Mimo że nie każdy może uprawiać własne warzywa czy owoce, wszyscy mamy realny wpływ na to, co trafi do naszego koszyka podczas zakupów. Żywność „eko” lub „bio”, oznaczana listkiem utworzonym przez gwiazdy znajdujące się na zielonym tle, to produkty powstałe zgodnie z normami unijnymi, w szczególności z Rozporządzeniem Rady WE z dnia 28 czerwca 2007 r. w sprawie produkcji ekologicznej i znakowania produktów ekologicznych. Artykuły te są produkowane ze składników pochodzących z gospodarstw ekologicznych – a więc takich, w których nie stosuje się sztucznych nawozów, pestycydów i modyfikacji genetycznych.

Kupowanie ekologicznych produktów nie tylko pozytywnie wpływa na nasz organizm i wygląd, lecz także wspiera bezpieczne dla środowiska rolnictwo. Podczas zakupów nie zrażajmy się mniej kolorowym opakowaniem czy krótszym terminem ważności – artykuły tego typu nie zawierają składników, które sztucznie utrzymują świeżość.

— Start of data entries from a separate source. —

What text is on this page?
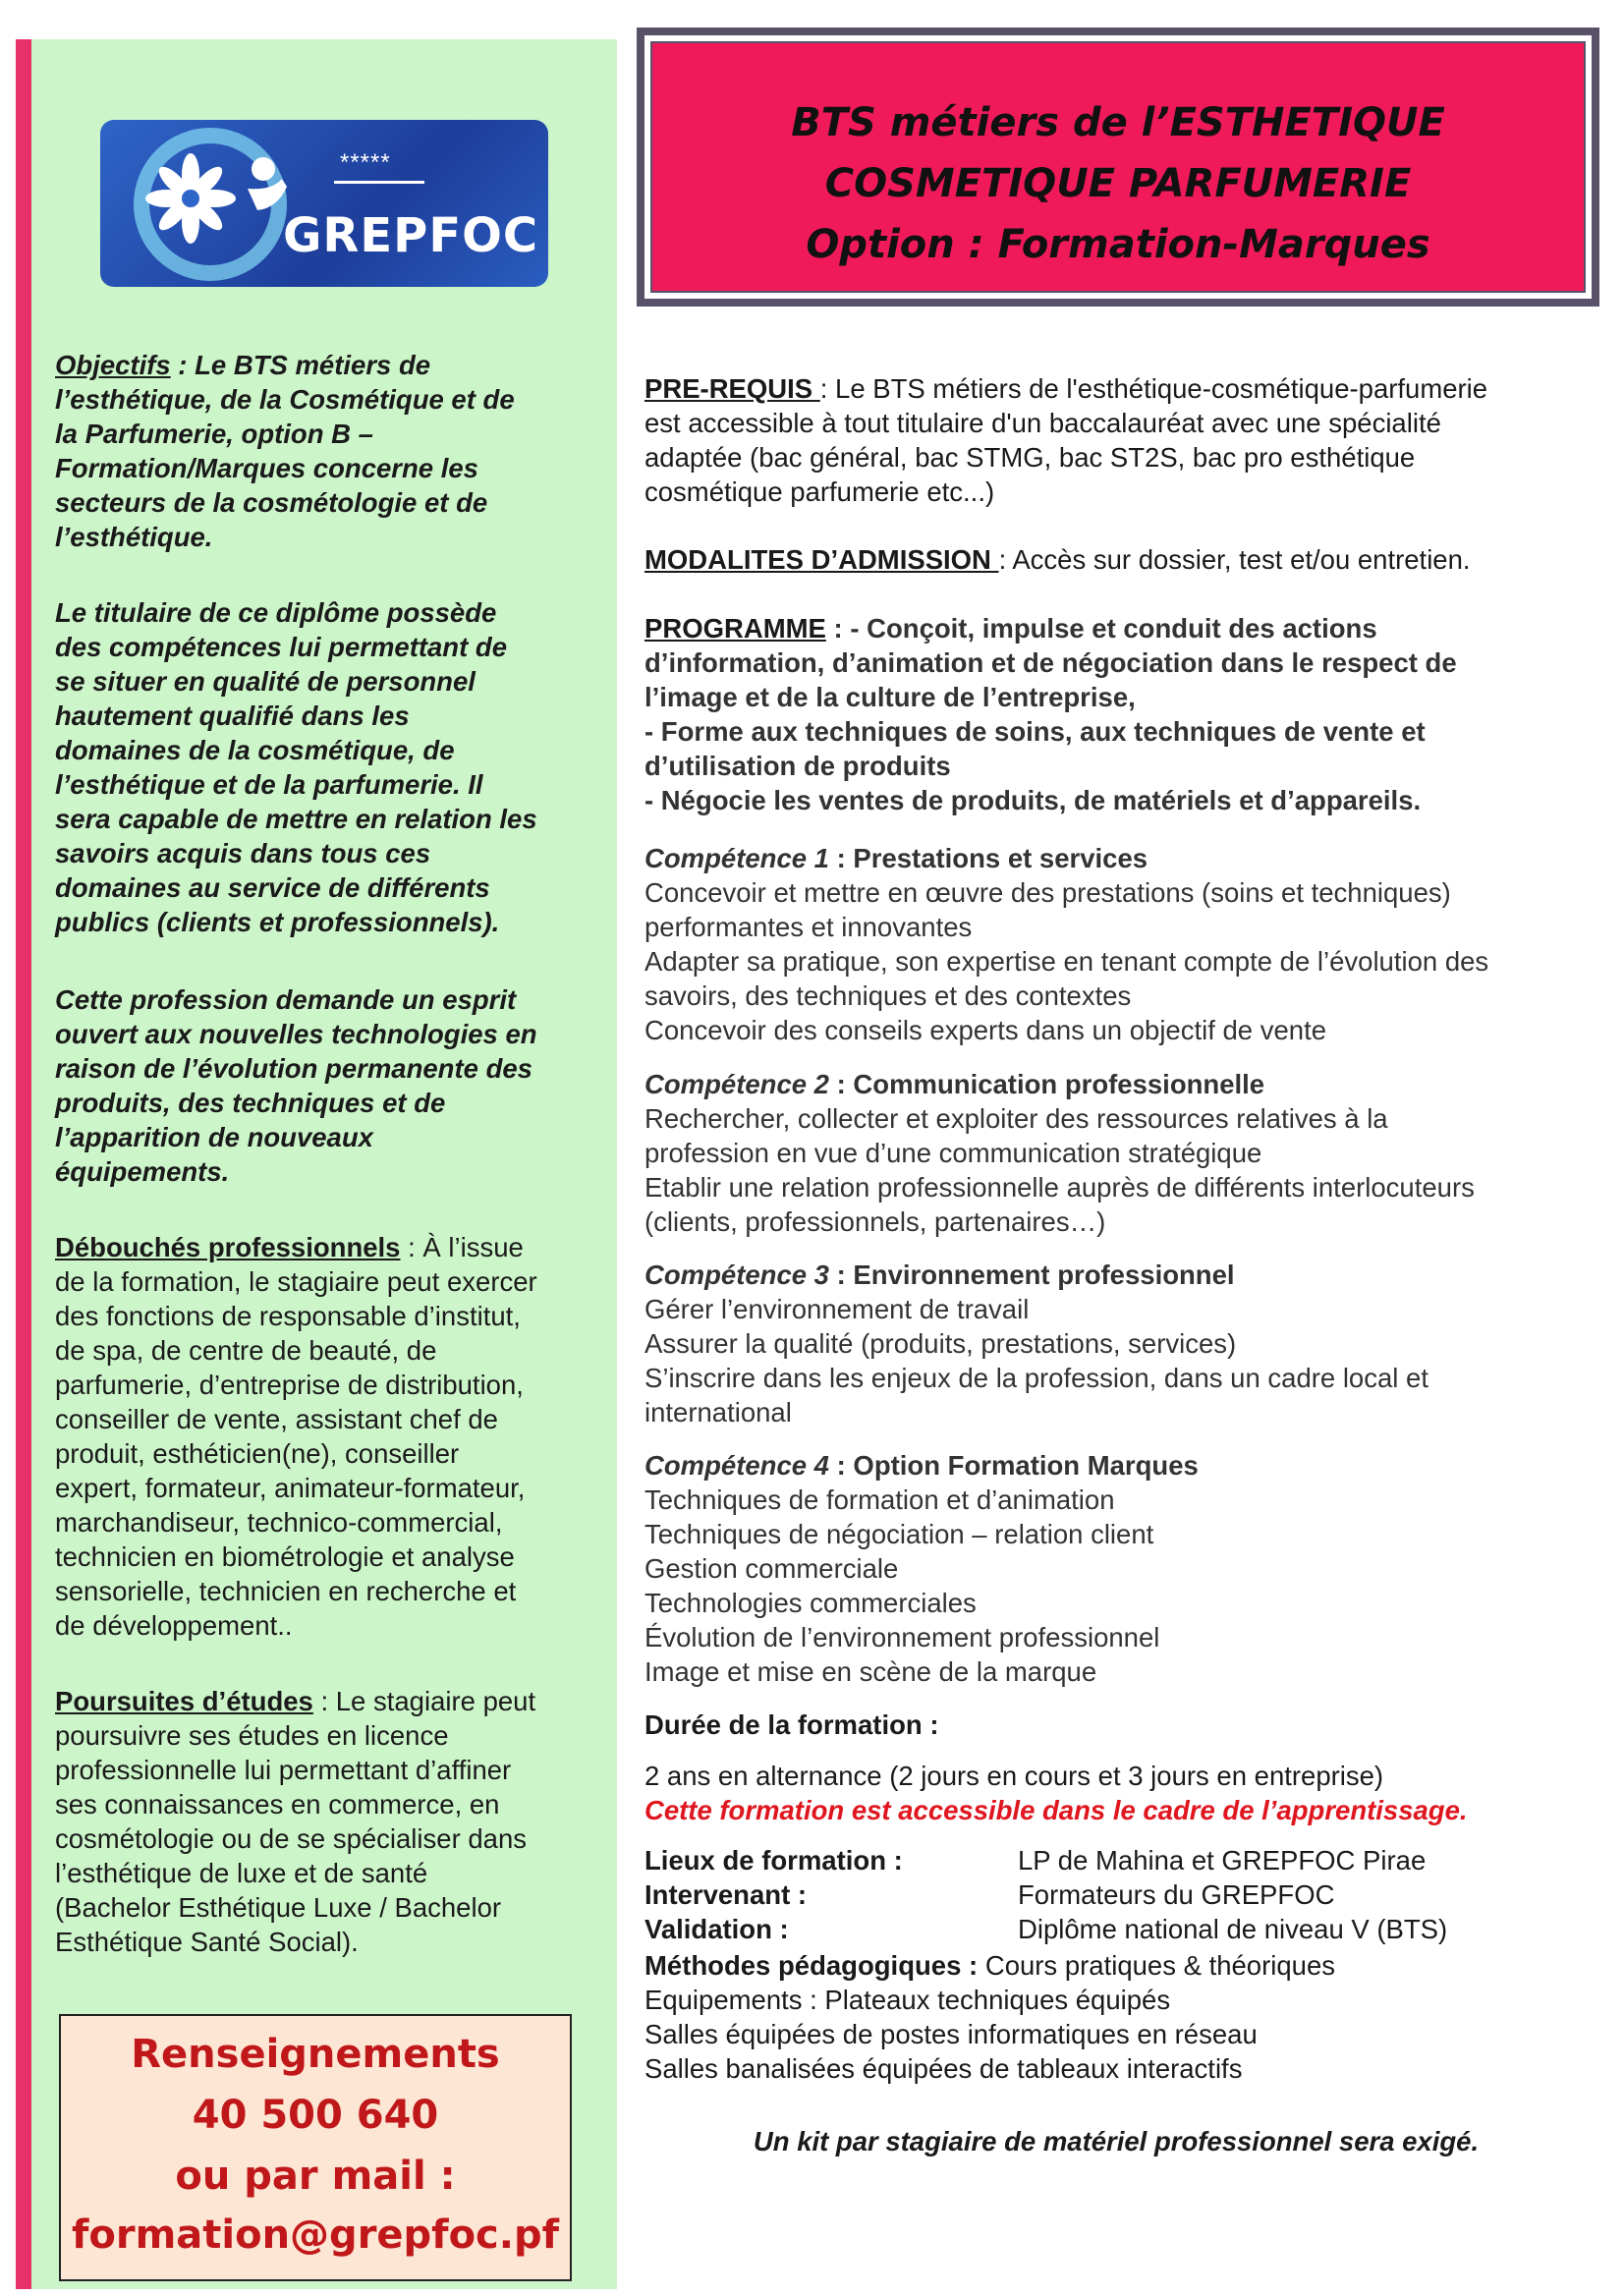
*****
GREPFOC
Objectifs : Le BTS métiers de
l’esthétique, de la Cosmétique et de
la Parfumerie, option B –
Formation/Marques concerne les
secteurs de la cosmétologie et de
l’esthétique.
Le titulaire de ce diplôme possède
des compétences lui permettant de
se situer en qualité de personnel
hautement qualifié dans les
domaines de la cosmétique, de
l’esthétique et de la parfumerie. Il
sera capable de mettre en relation les
savoirs acquis dans tous ces
domaines au service de différents
publics (clients et professionnels).
Cette profession demande un esprit
ouvert aux nouvelles technologies en
raison de l’évolution permanente des
produits, des techniques et de
l’apparition de nouveaux
équipements.
Débouchés professionnels : À l’issue
de la formation, le stagiaire peut exercer
des fonctions de responsable d’institut,
de spa, de centre de beauté, de
parfumerie, d’entreprise de distribution,
conseiller de vente, assistant chef de
produit, esthéticien(ne), conseiller
expert, formateur, animateur-formateur,
marchandiseur, technico-commercial,
technicien en biométrologie et analyse
sensorielle, technicien en recherche et
de développement..
Poursuites d’études : Le stagiaire peut
poursuivre ses études en licence
professionnelle lui permettant d’affiner
ses connaissances en commerce, en
cosmétologie ou de se spécialiser dans
l’esthétique de luxe et de santé
(Bachelor Esthétique Luxe / Bachelor
Esthétique Santé Social).
Renseignements
40 500 640
ou par mail :
formation@grepfoc.pf
BTS métiers de l’ESTHETIQUE
COSMETIQUE PARFUMERIE
Option : Formation-Marques
PRE-REQUIS : Le BTS métiers de l'esthétique-cosmétique-parfumerie
est accessible à tout titulaire d'un baccalauréat avec une spécialité
adaptée (bac général, bac STMG, bac ST2S, bac pro esthétique
cosmétique parfumerie etc...)
MODALITES D’ADMISSION : Accès sur dossier, test et/ou entretien.
PROGRAMME : - Conçoit, impulse et conduit des actions
d’information, d’animation et de négociation dans le respect de
l’image et de la culture de l’entreprise,
- Forme aux techniques de soins, aux techniques de vente et
d’utilisation de produits
- Négocie les ventes de produits, de matériels et d’appareils.
Compétence 1 : Prestations et services
Concevoir et mettre en œuvre des prestations (soins et techniques)
performantes et innovantes
Adapter sa pratique, son expertise en tenant compte de l’évolution des
savoirs, des techniques et des contextes
Concevoir des conseils experts dans un objectif de vente
Compétence 2 : Communication professionnelle
Rechercher, collecter et exploiter des ressources relatives à la
profession en vue d’une communication stratégique
Etablir une relation professionnelle auprès de différents interlocuteurs
(clients, professionnels, partenaires…)
Compétence 3 : Environnement professionnel
Gérer l’environnement de travail
Assurer la qualité (produits, prestations, services)
S’inscrire dans les enjeux de la profession, dans un cadre local et
international
Compétence 4 : Option Formation Marques
Techniques de formation et d’animation
Techniques de négociation – relation client
Gestion commerciale
Technologies commerciales
Évolution de l’environnement professionnel
Image et mise en scène de la marque
Durée de la formation :
2 ans en alternance (2 jours en cours et 3 jours en entreprise)
Cette formation est accessible dans le cadre de l’apprentissage.
Lieux de formation :	LP de Mahina et GREPFOC Pirae
Intervenant :	Formateurs du GREPFOC
Validation :	Diplôme national de niveau V (BTS)
Méthodes pédagogiques : Cours pratiques & théoriques
Equipements : Plateaux techniques équipés
Salles équipées de postes informatiques en réseau
Salles banalisées équipées de tableaux interactifs
Un kit par stagiaire de matériel professionnel sera exigé.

Ze względu na rosnącą świadomość konsumentów, którzy coraz częściej poszukują lepszej alternatywy dla żywności nafaszerowanej konserwantami i szkodliwymi chemikaliami, producenci wciąż poszerzają ofertę zdrowych soków, pieczywa, wędlin czy olejów. Produkty typu „bio” oferują także znane firmy, których towary są dostępne w szerokiej dystrybucji – na sklepowych półkach znajdziemy na przykład mąkę marki Polskie Młyny czy Bakoma Jogurt Bio.

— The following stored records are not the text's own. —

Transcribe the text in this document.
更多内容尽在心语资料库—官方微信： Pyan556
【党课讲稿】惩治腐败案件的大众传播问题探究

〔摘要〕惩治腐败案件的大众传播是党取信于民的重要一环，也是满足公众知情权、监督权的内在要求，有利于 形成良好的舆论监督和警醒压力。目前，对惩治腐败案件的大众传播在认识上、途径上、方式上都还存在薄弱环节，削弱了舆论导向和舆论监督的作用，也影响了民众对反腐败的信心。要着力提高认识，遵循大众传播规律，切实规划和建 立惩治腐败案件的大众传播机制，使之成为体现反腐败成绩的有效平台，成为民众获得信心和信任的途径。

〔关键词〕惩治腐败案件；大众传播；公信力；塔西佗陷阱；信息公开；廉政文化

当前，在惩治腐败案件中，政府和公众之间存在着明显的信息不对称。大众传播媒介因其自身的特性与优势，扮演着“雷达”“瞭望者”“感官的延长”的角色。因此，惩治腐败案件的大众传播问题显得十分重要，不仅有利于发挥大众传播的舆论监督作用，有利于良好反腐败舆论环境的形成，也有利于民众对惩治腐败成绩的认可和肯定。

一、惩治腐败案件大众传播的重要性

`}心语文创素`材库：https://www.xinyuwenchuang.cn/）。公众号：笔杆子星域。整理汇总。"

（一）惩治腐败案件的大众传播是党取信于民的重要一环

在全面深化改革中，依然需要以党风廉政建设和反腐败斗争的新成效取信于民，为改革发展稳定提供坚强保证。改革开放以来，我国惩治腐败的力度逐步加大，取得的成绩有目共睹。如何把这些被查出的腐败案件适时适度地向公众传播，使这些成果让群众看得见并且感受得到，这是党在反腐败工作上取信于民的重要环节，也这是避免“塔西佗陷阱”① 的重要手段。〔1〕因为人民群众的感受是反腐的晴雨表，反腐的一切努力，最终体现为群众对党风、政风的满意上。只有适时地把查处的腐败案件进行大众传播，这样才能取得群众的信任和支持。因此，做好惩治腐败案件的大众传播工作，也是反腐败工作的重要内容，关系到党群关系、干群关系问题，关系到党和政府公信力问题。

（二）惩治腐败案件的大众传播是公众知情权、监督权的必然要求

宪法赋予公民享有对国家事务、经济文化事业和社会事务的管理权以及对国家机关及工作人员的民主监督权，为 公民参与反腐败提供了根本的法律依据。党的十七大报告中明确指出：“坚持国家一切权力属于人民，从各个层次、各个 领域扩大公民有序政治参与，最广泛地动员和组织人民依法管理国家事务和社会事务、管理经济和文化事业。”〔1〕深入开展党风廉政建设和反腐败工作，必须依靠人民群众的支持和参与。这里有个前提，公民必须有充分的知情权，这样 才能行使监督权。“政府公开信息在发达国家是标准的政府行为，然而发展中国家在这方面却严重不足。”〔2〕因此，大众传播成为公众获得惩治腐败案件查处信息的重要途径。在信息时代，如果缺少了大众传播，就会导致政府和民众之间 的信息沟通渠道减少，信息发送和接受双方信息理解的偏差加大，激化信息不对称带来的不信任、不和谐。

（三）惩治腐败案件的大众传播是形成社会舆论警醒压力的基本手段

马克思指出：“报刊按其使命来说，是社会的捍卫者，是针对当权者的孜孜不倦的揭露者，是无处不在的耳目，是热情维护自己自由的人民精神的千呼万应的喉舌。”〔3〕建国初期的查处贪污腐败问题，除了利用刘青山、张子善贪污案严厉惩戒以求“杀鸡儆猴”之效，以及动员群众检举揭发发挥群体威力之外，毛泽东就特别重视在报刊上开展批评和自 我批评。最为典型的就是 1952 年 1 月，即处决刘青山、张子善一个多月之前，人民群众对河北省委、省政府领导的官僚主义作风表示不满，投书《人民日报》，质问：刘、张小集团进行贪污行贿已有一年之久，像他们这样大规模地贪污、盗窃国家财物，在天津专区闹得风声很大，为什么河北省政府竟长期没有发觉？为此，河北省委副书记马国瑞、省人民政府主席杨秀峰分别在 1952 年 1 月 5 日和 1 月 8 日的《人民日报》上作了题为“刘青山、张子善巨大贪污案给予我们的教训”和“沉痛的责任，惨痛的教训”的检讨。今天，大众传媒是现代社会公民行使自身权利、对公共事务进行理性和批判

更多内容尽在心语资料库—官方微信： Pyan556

Rynek żywności ekologicznej w Polsce nie jest duży, ale ciągle rośnie – to około 0,3% rynku spożywczego, chociaż na Zachodzie wartość ta sięga już kilku procent. Wzrostowi zainteresowania polskich konsumentów zdrowymi produktami (ekologiczną żywność kupuje około 19% Polaków) towarzyszy stałe poszerzanie oferty artykułów organicznych.

Bycie „eko” jest modne


Obecnie obserwujemy modę na ekologię oraz zdrowy styl życia. Wiele trendów, które dotyczą współczesnego społeczeństwa, można uznać za szkodliwe lub co najmniej kontrowersyjne. Tej modzie warto się jednak poddać, w ten sposób wyrażając troskę o dobro własne oraz przyszłość naszych bliskich.